Thursday, November 1, 2007

Meeting 11.1.2007 of the Seaford Historical Society

Thomas Saltzman, historian of the Town of Hempstead, presented two Powerpoint CD shows that he and his office prepared. The first reviewed the history of record-keeping in the Town of Hempstead. The second was prepared for classes of fourth-graders, who study local history.
Many thanks to the volunteers of the Seaford Historical Society, who graciously and expeditiously offered this meeting. First, however, I must provide this link to a page outlining the history of the Town of Hempstead. I must also remind readers that Seaford, New York, does not have the status of village or city. It is an unincorporated section of the large Town of Hempstead.

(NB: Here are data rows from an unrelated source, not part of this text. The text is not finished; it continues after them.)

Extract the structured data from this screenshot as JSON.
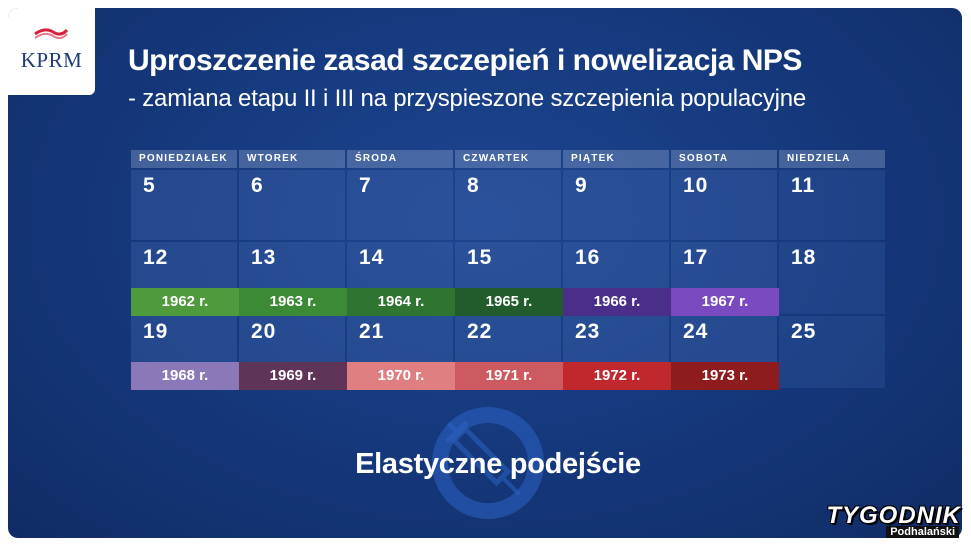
{
  "logo": {
    "text": "KPRM"
  },
  "title": "Uproszczenie zasad szczepień i nowelizacja NPS",
  "subtitle": "- zamiana etapu II i III na przyspieszone szczepienia populacyjne",
  "calendar": {
    "days_of_week": [
      "PONIEDZIAŁEK",
      "WTOREK",
      "ŚRODA",
      "CZWARTEK",
      "PIĄTEK",
      "SOBOTA",
      "NIEDZIELA"
    ],
    "weeks": [
      {
        "days": [
          "5",
          "6",
          "7",
          "8",
          "9",
          "10",
          "11"
        ],
        "years": []
      },
      {
        "days": [
          "12",
          "13",
          "14",
          "15",
          "16",
          "17",
          "18"
        ],
        "years": [
          {
            "label": "1962 r.",
            "color": "#4e9a3c"
          },
          {
            "label": "1963 r.",
            "color": "#3d8a36"
          },
          {
            "label": "1964 r.",
            "color": "#2f7430"
          },
          {
            "label": "1965 r.",
            "color": "#235c2c"
          },
          {
            "label": "1966 r.",
            "color": "#4b2e8a"
          },
          {
            "label": "1967 r.",
            "color": "#7a4bc0"
          }
        ]
      },
      {
        "days": [
          "19",
          "20",
          "21",
          "22",
          "23",
          "24",
          "25"
        ],
        "years": [
          {
            "label": "1968 r.",
            "color": "#8a78b8"
          },
          {
            "label": "1969 r.",
            "color": "#5e3558"
          },
          {
            "label": "1970 r.",
            "color": "#e07f82"
          },
          {
            "label": "1971 r.",
            "color": "#cc5a60"
          },
          {
            "label": "1972 r.",
            "color": "#c0282e"
          },
          {
            "label": "1973 r.",
            "color": "#8e1b1e"
          }
        ]
      }
    ]
  },
  "tagline": "Elastyczne podejście",
  "watermark": {
    "main": "TYGODNIK",
    "sub": "Podhalański"
  },
  "icons": {
    "logo_flag": "polish-flag-icon",
    "vaccine": "syringe-circle-icon"
  }
}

We have about 16,000 residents, but our local government is the Town of Hempstead, which counts about 750,000 residents.
Mr. Saltzman explained from 1643 to 1784 the Town of Hempstead extended from Long Island Sound to the Atlantic Ocean. During the Revolutionary War, the northern section tended to be "Patriot," siding with George Washington, and the southern section was "Loyalist," friendly to the King. In 1784, the town was split, a division that can be seen on the parking signs along Old Country Road! (In Westbury, those on the north side of that street are marked "Town of North Hempstead," on the south side "Town of Hempstead.") For a while after 1784, the term Town of South Hempstead was used.
It must also be noted that the towns of Hempstead, North Hempstead, and Oyster Bay formed part of Queens County until 1899, when Nassau County was established. As a result, certain county-level documents (some land deeds, for example) originating prior to 1899 are held in the Queens County record office on Sutphin Boulevard, Jamaica.

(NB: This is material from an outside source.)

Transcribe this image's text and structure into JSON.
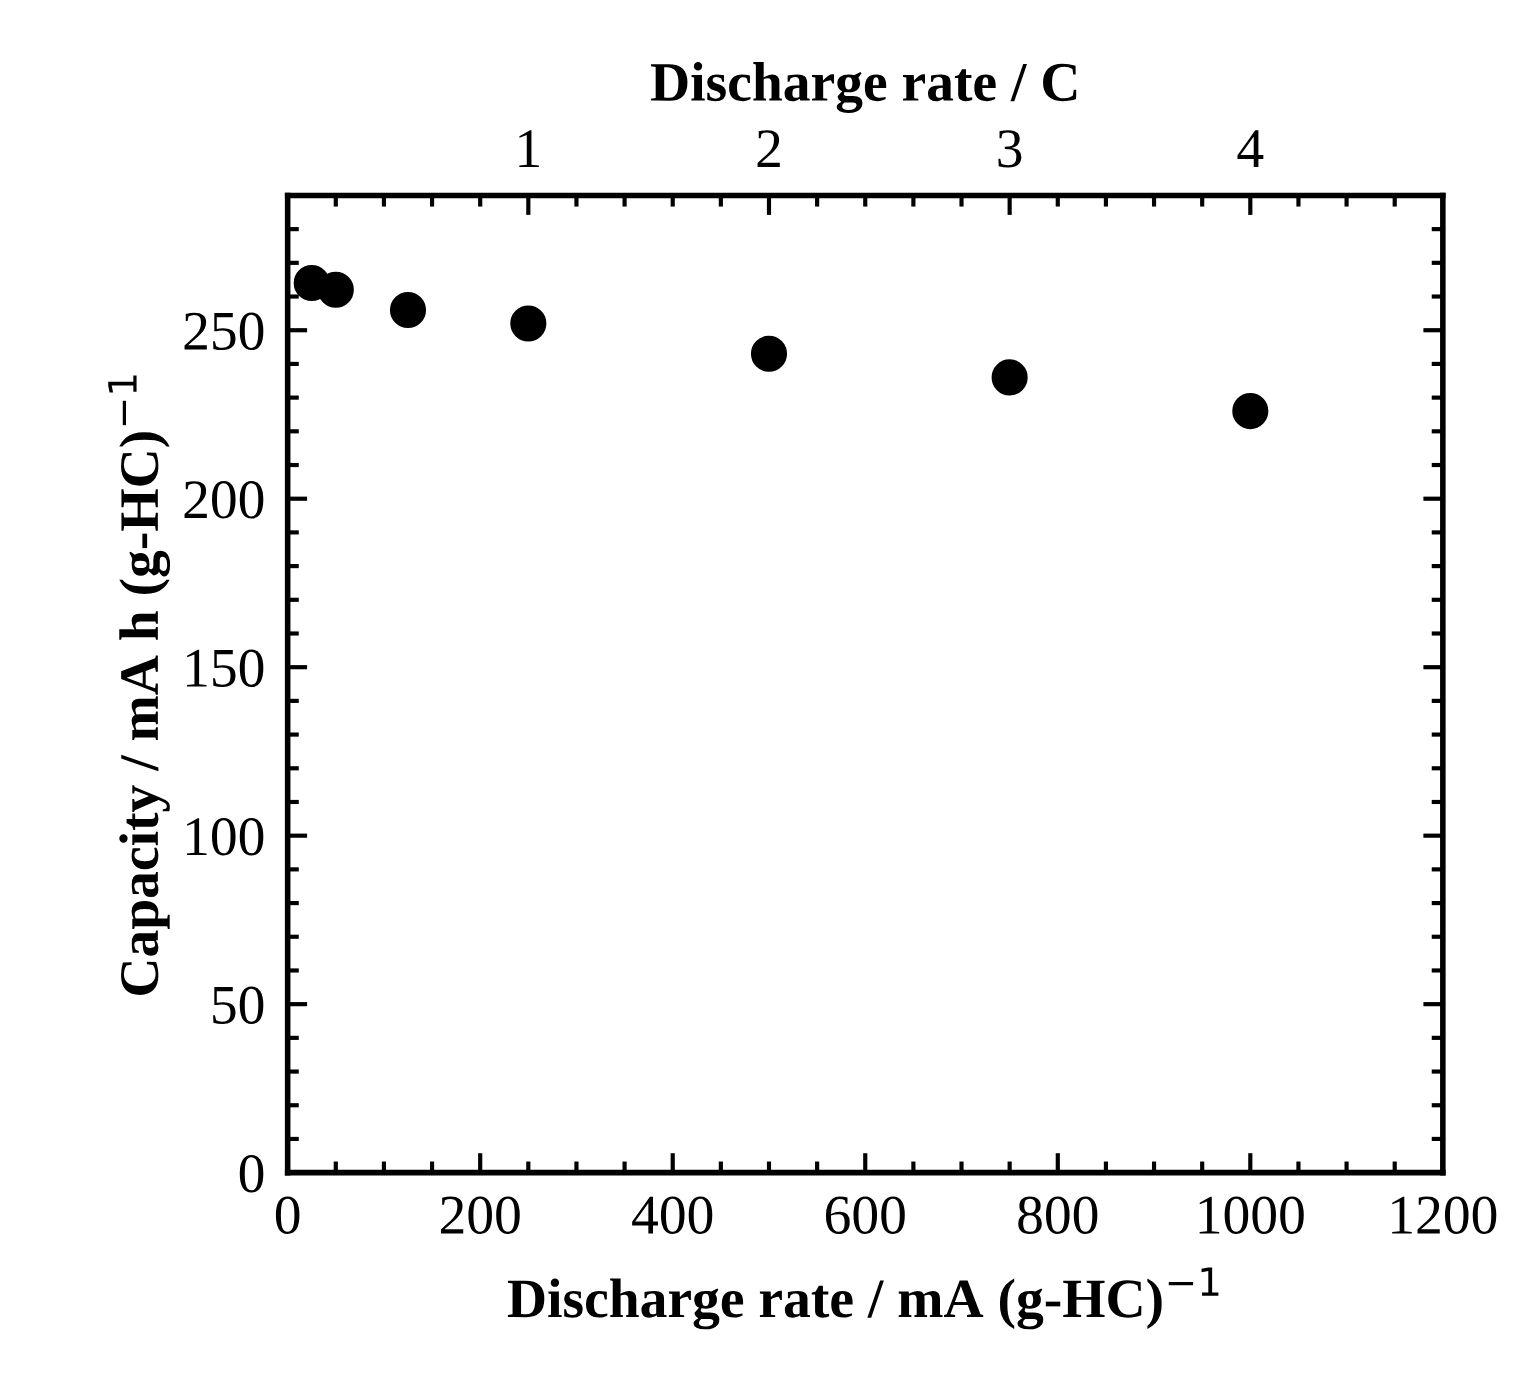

Until about 1870, the town records moved from house to house depending on who was Town Clerk. When the Town of Hempstead was split in 1784, the clerk happened to live in north of Old Country Road, so North Hempstead retained the older records. Some were later copied, by hand, of course. Through many years, there was only one town meeting a year, in April, and it considered few items of business. The records from 1784 to 1870 make six volumes. About 1870, the Town created a records office on Liberty Street, Hempstead, so the records would not thereafter be stored at the current clerk's home. Nowadays, there is a special department in Town Hall for the preservation of records.